Former Vice President Joe Biden called for repealing tax laws that “reward work not wealth” in what seems to be another gaffe in his newly-released climate change plan.
Biden, the current Democratic presidential front-runner, unveiled his climate change plan Tuesday, which aims to achieve net-zero emissions by 2050. Biden’s climate plan calls for $6.7 trillion over a decade.
Biden said the plan would be paid for by reversing the “excesses” of the tax cuts President Donald Trump signed in 2017 and “closing other loopholes in our tax code that reward work not wealth.”
Biden’s campaign likely meant to say it wanted to close loopholes that reward “wealth not work,” and not that it favored taxing labor more than wealth.
Many Democrats running for president in 2020 have released their own far-reaching, climate change plans amid pressure from environmentalists. In releasing his plan, Biden paid lip service to the Green New Deal, championed by New York Democratic Rep. Alexandria Ocasio-Cortez and far-left activists.
However, reporters quickly discovered Biden’s climate plan used nearly identical to outside activists and even a government website. The Daily Caller News Foundation identified at least five instances of Biden’s campaign using nearly identical language as activists.

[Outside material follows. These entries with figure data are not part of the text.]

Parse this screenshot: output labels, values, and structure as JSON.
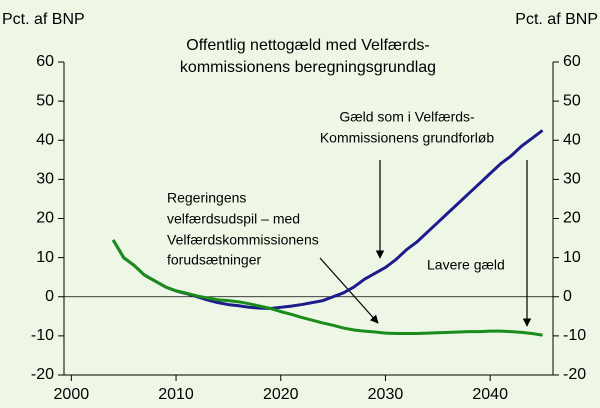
{
  "chart_data": {
    "type": "line",
    "title": [
      "Offentlig nettogæld med Velfærds-",
      "kommissionens beregningsgrundlag"
    ],
    "ylabel": "Pct. af BNP",
    "y2label": "Pct. af BNP",
    "x": [
      2004,
      2005,
      2006,
      2007,
      2008,
      2009,
      2010,
      2011,
      2012,
      2013,
      2014,
      2015,
      2016,
      2017,
      2018,
      2019,
      2020,
      2021,
      2022,
      2023,
      2024,
      2025,
      2026,
      2027,
      2028,
      2029,
      2030,
      2031,
      2032,
      2033,
      2034,
      2035,
      2036,
      2037,
      2038,
      2039,
      2040,
      2041,
      2042,
      2043,
      2044,
      2045
    ],
    "series": [
      {
        "color": "#1c1c8c",
        "values": [
          14.5,
          10,
          8,
          5.5,
          4,
          2.5,
          1.5,
          0.8,
          0,
          -0.8,
          -1.5,
          -2,
          -2.3,
          -2.7,
          -2.9,
          -3,
          -2.7,
          -2.4,
          -2,
          -1.5,
          -1,
          0,
          1,
          2.5,
          4.5,
          6,
          7.5,
          9.5,
          12,
          14,
          16.5,
          19,
          21.5,
          24,
          26.5,
          29,
          31.5,
          34,
          36,
          38.5,
          40.5,
          42.5
        ]
      },
      {
        "color": "#1a8c1a",
        "values": [
          14.5,
          10,
          8,
          5.5,
          4,
          2.5,
          1.5,
          0.9,
          0.2,
          -0.3,
          -0.8,
          -1,
          -1.3,
          -1.8,
          -2.4,
          -3,
          -3.8,
          -4.5,
          -5.3,
          -6,
          -6.7,
          -7.3,
          -8,
          -8.5,
          -8.8,
          -9,
          -9.3,
          -9.4,
          -9.4,
          -9.4,
          -9.3,
          -9.2,
          -9.1,
          -9,
          -8.9,
          -8.9,
          -8.8,
          -8.8,
          -8.9,
          -9.1,
          -9.4,
          -9.8
        ]
      }
    ],
    "xlim": [
      1999.3,
      2046
    ],
    "xticks": [
      2000,
      2010,
      2020,
      2030,
      2040
    ],
    "ylim": [
      -20,
      60
    ],
    "yticks": [
      -20,
      -10,
      0,
      10,
      20,
      30,
      40,
      50,
      60
    ],
    "y2lim": [
      -20,
      60
    ],
    "y2ticks": [
      -20,
      -10,
      0,
      10,
      20,
      30,
      40,
      50,
      60
    ],
    "annotations": [
      [
        "Gæld som i Velfærds-",
        "Kommissionens grundforløb"
      ],
      [
        "Regeringens",
        "velfærdsudspil – med",
        "Velfærdskommissionens",
        "forudsætninger"
      ],
      [
        "Lavere gæld"
      ]
    ]
  }
}
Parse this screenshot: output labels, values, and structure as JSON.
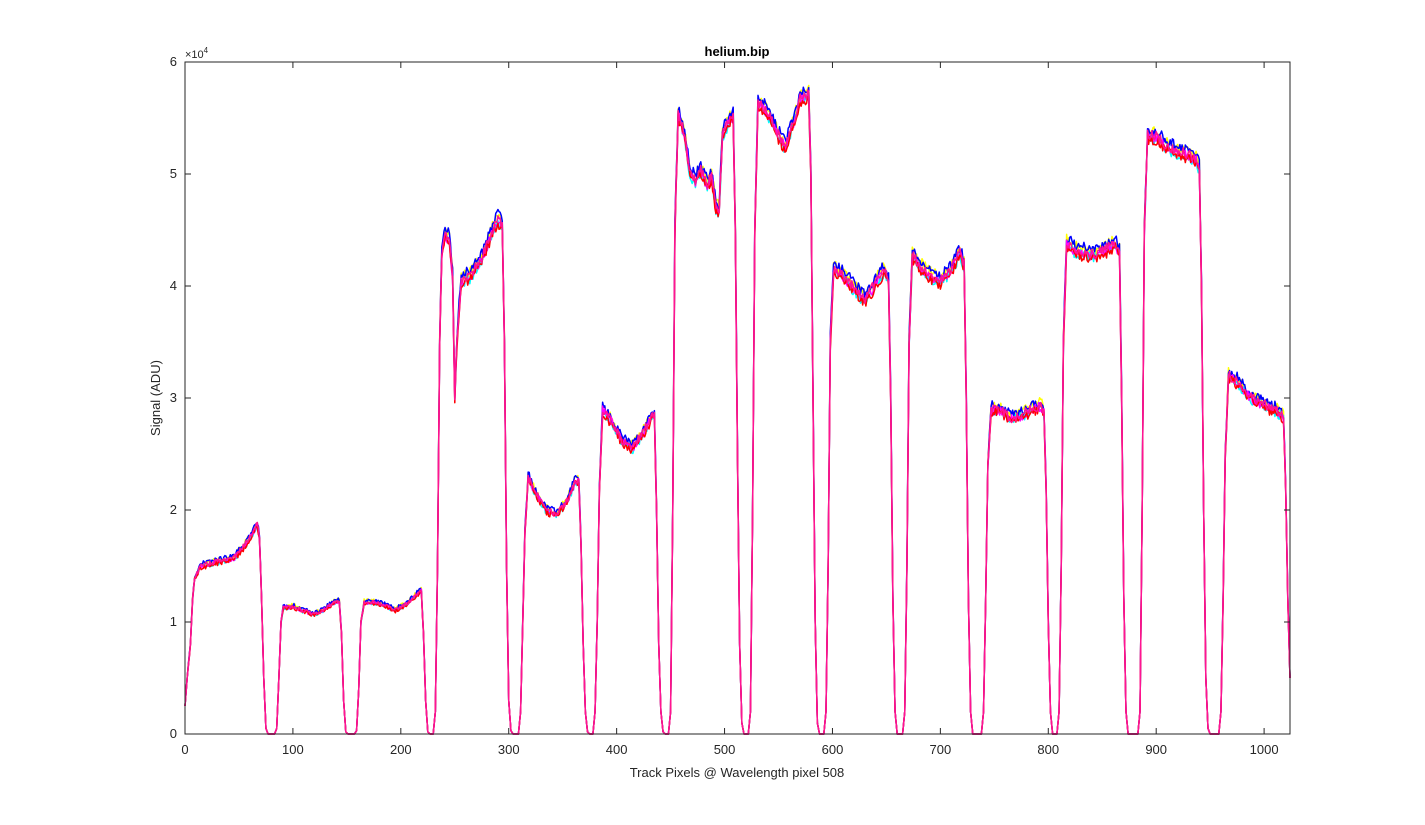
{
  "chart_data": {
    "type": "line",
    "title": "helium.bip",
    "xlabel": "Track Pixels @ Wavelength pixel 508",
    "ylabel": "Signal (ADU)",
    "xlim": [
      0,
      1024
    ],
    "ylim": [
      0,
      60000
    ],
    "y_exponent_label": {
      "base": "×10",
      "exp": "4"
    },
    "x_ticks": [
      {
        "value": 0,
        "label": "0"
      },
      {
        "value": 100,
        "label": "100"
      },
      {
        "value": 200,
        "label": "200"
      },
      {
        "value": 300,
        "label": "300"
      },
      {
        "value": 400,
        "label": "400"
      },
      {
        "value": 500,
        "label": "500"
      },
      {
        "value": 600,
        "label": "600"
      },
      {
        "value": 700,
        "label": "700"
      },
      {
        "value": 800,
        "label": "800"
      },
      {
        "value": 900,
        "label": "900"
      },
      {
        "value": 1000,
        "label": "1000"
      }
    ],
    "y_ticks": [
      {
        "value": 0,
        "label": "0"
      },
      {
        "value": 10000,
        "label": "1"
      },
      {
        "value": 20000,
        "label": "2"
      },
      {
        "value": 30000,
        "label": "3"
      },
      {
        "value": 40000,
        "label": "4"
      },
      {
        "value": 50000,
        "label": "5"
      },
      {
        "value": 60000,
        "label": "6"
      }
    ],
    "grid": false,
    "series": [
      {
        "color": "#FFFF00",
        "offset": 350
      },
      {
        "color": "#00FFFF",
        "offset": -300
      },
      {
        "color": "#0000FF",
        "offset": 450
      },
      {
        "color": "#FF00FF",
        "offset": -150
      },
      {
        "color": "#FF0000",
        "offset": -400
      },
      {
        "color": "#FF1493",
        "offset": 0
      }
    ],
    "profile": [
      [
        0,
        2500
      ],
      [
        2,
        5000
      ],
      [
        5,
        8000
      ],
      [
        7,
        12000
      ],
      [
        9,
        14000
      ],
      [
        12,
        14500
      ],
      [
        15,
        15000
      ],
      [
        25,
        15300
      ],
      [
        35,
        15500
      ],
      [
        45,
        15700
      ],
      [
        55,
        16800
      ],
      [
        62,
        17800
      ],
      [
        67,
        18800
      ],
      [
        69,
        17500
      ],
      [
        71,
        12000
      ],
      [
        73,
        5000
      ],
      [
        75,
        500
      ],
      [
        77,
        0
      ],
      [
        83,
        0
      ],
      [
        85,
        500
      ],
      [
        87,
        5000
      ],
      [
        89,
        10000
      ],
      [
        91,
        11300
      ],
      [
        100,
        11400
      ],
      [
        110,
        11000
      ],
      [
        120,
        10700
      ],
      [
        130,
        11200
      ],
      [
        140,
        11900
      ],
      [
        143,
        11800
      ],
      [
        145,
        9000
      ],
      [
        147,
        3000
      ],
      [
        149,
        200
      ],
      [
        151,
        0
      ],
      [
        157,
        0
      ],
      [
        159,
        300
      ],
      [
        161,
        4000
      ],
      [
        163,
        10000
      ],
      [
        166,
        11800
      ],
      [
        175,
        11800
      ],
      [
        185,
        11500
      ],
      [
        195,
        11100
      ],
      [
        205,
        11600
      ],
      [
        215,
        12500
      ],
      [
        219,
        12800
      ],
      [
        221,
        9000
      ],
      [
        223,
        3000
      ],
      [
        225,
        200
      ],
      [
        227,
        0
      ],
      [
        230,
        0
      ],
      [
        232,
        2000
      ],
      [
        234,
        15000
      ],
      [
        236,
        35000
      ],
      [
        238,
        43000
      ],
      [
        241,
        44700
      ],
      [
        245,
        44200
      ],
      [
        248,
        41000
      ],
      [
        250,
        30200
      ],
      [
        252,
        35000
      ],
      [
        254,
        38000
      ],
      [
        256,
        40500
      ],
      [
        265,
        41000
      ],
      [
        275,
        42500
      ],
      [
        285,
        45000
      ],
      [
        290,
        46000
      ],
      [
        294,
        45400
      ],
      [
        296,
        35000
      ],
      [
        298,
        15000
      ],
      [
        300,
        3000
      ],
      [
        302,
        300
      ],
      [
        304,
        0
      ],
      [
        309,
        0
      ],
      [
        311,
        2000
      ],
      [
        313,
        10000
      ],
      [
        315,
        18000
      ],
      [
        318,
        23000
      ],
      [
        325,
        21500
      ],
      [
        335,
        20000
      ],
      [
        345,
        19600
      ],
      [
        355,
        21000
      ],
      [
        362,
        22700
      ],
      [
        365,
        22500
      ],
      [
        367,
        17000
      ],
      [
        369,
        8000
      ],
      [
        371,
        2000
      ],
      [
        373,
        200
      ],
      [
        375,
        0
      ],
      [
        378,
        0
      ],
      [
        380,
        2000
      ],
      [
        382,
        10000
      ],
      [
        384,
        22000
      ],
      [
        387,
        29000
      ],
      [
        395,
        28000
      ],
      [
        405,
        26200
      ],
      [
        415,
        25600
      ],
      [
        425,
        27000
      ],
      [
        432,
        28300
      ],
      [
        435,
        28500
      ],
      [
        437,
        20000
      ],
      [
        439,
        8000
      ],
      [
        441,
        2000
      ],
      [
        443,
        200
      ],
      [
        445,
        0
      ],
      [
        448,
        0
      ],
      [
        450,
        2000
      ],
      [
        452,
        20000
      ],
      [
        454,
        45000
      ],
      [
        457,
        55500
      ],
      [
        463,
        53500
      ],
      [
        468,
        50000
      ],
      [
        473,
        49500
      ],
      [
        478,
        50500
      ],
      [
        484,
        49000
      ],
      [
        488,
        50000
      ],
      [
        492,
        47000
      ],
      [
        495,
        46800
      ],
      [
        498,
        53500
      ],
      [
        505,
        55000
      ],
      [
        508,
        55200
      ],
      [
        510,
        45000
      ],
      [
        512,
        25000
      ],
      [
        514,
        8000
      ],
      [
        516,
        1000
      ],
      [
        518,
        0
      ],
      [
        522,
        0
      ],
      [
        524,
        2000
      ],
      [
        526,
        20000
      ],
      [
        528,
        45000
      ],
      [
        531,
        56500
      ],
      [
        540,
        55500
      ],
      [
        550,
        53500
      ],
      [
        556,
        52500
      ],
      [
        560,
        53500
      ],
      [
        565,
        55000
      ],
      [
        570,
        56700
      ],
      [
        578,
        57200
      ],
      [
        580,
        50000
      ],
      [
        582,
        30000
      ],
      [
        584,
        10000
      ],
      [
        586,
        1000
      ],
      [
        588,
        0
      ],
      [
        592,
        0
      ],
      [
        594,
        2000
      ],
      [
        596,
        15000
      ],
      [
        598,
        35000
      ],
      [
        601,
        41500
      ],
      [
        610,
        41000
      ],
      [
        620,
        39800
      ],
      [
        630,
        38800
      ],
      [
        640,
        40300
      ],
      [
        648,
        41500
      ],
      [
        652,
        40500
      ],
      [
        654,
        30000
      ],
      [
        656,
        12000
      ],
      [
        658,
        2000
      ],
      [
        660,
        0
      ],
      [
        665,
        0
      ],
      [
        667,
        2000
      ],
      [
        669,
        15000
      ],
      [
        671,
        35000
      ],
      [
        674,
        42800
      ],
      [
        680,
        42000
      ],
      [
        690,
        41000
      ],
      [
        700,
        40500
      ],
      [
        710,
        41500
      ],
      [
        718,
        43000
      ],
      [
        722,
        42000
      ],
      [
        724,
        30000
      ],
      [
        726,
        12000
      ],
      [
        728,
        2000
      ],
      [
        730,
        0
      ],
      [
        738,
        0
      ],
      [
        740,
        2000
      ],
      [
        742,
        12000
      ],
      [
        744,
        24000
      ],
      [
        747,
        29000
      ],
      [
        755,
        29000
      ],
      [
        765,
        28200
      ],
      [
        775,
        28500
      ],
      [
        785,
        29000
      ],
      [
        793,
        29400
      ],
      [
        796,
        28800
      ],
      [
        798,
        22000
      ],
      [
        800,
        10000
      ],
      [
        802,
        2000
      ],
      [
        804,
        0
      ],
      [
        808,
        0
      ],
      [
        810,
        2000
      ],
      [
        812,
        15000
      ],
      [
        814,
        35000
      ],
      [
        817,
        44000
      ],
      [
        825,
        43200
      ],
      [
        835,
        43000
      ],
      [
        845,
        42800
      ],
      [
        855,
        43400
      ],
      [
        862,
        43800
      ],
      [
        866,
        43000
      ],
      [
        868,
        30000
      ],
      [
        870,
        12000
      ],
      [
        872,
        2000
      ],
      [
        874,
        0
      ],
      [
        883,
        0
      ],
      [
        885,
        2000
      ],
      [
        887,
        20000
      ],
      [
        889,
        45000
      ],
      [
        892,
        53500
      ],
      [
        900,
        53400
      ],
      [
        910,
        52500
      ],
      [
        920,
        52000
      ],
      [
        930,
        51800
      ],
      [
        937,
        51400
      ],
      [
        940,
        50500
      ],
      [
        942,
        40000
      ],
      [
        944,
        20000
      ],
      [
        946,
        5000
      ],
      [
        948,
        500
      ],
      [
        950,
        0
      ],
      [
        958,
        0
      ],
      [
        960,
        2000
      ],
      [
        962,
        12000
      ],
      [
        964,
        25000
      ],
      [
        967,
        32000
      ],
      [
        975,
        31500
      ],
      [
        985,
        30300
      ],
      [
        995,
        29600
      ],
      [
        1005,
        29200
      ],
      [
        1015,
        28700
      ],
      [
        1018,
        28300
      ],
      [
        1020,
        22000
      ],
      [
        1022,
        12000
      ],
      [
        1024,
        5000
      ]
    ]
  }
}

Biden’s campaign said it “inadvertently left out” proper citations, but many environmentalists wrote off Biden’s climate plan in the wake of plagiarism allegations.
“It speaks of pulling an all-nighter and reading off of your friend’s essay,” University of California Santa Barbara political scientist Leah Stokes told The Washington Post.

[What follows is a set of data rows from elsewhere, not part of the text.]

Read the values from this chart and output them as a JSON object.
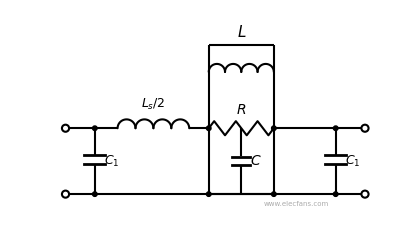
{
  "bg_color": "#ffffff",
  "line_color": "#000000",
  "line_width": 1.5,
  "fig_width": 4.2,
  "fig_height": 2.38,
  "dpi": 100,
  "watermark": "www.elecfans.com"
}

Trump also called out Biden over plagiarism allegations, saying it “is a big problem.”
Biden’s troubled climate plan rollout comes after Ocasio-Cortez’s office botched the rollout of the Green New Deal resolution.
Ocasio-Cortez’s office released a gaffe-filled FAQ sheet in February along with the Green New Deal legislation. The FAQ mentioned getting rid of “farting cows,” air travel, welfare for people “unwilling to work” and language opposed to nuclear power.
The FAQ document was eventually taken offline, and Ocasio-Cortez blamed an unnamed staffer for releasing a draft document — however, the FAQ was first given to NPR, then posted online with edits before being taken down.
Biden’s campaign did not respond to our request for comment.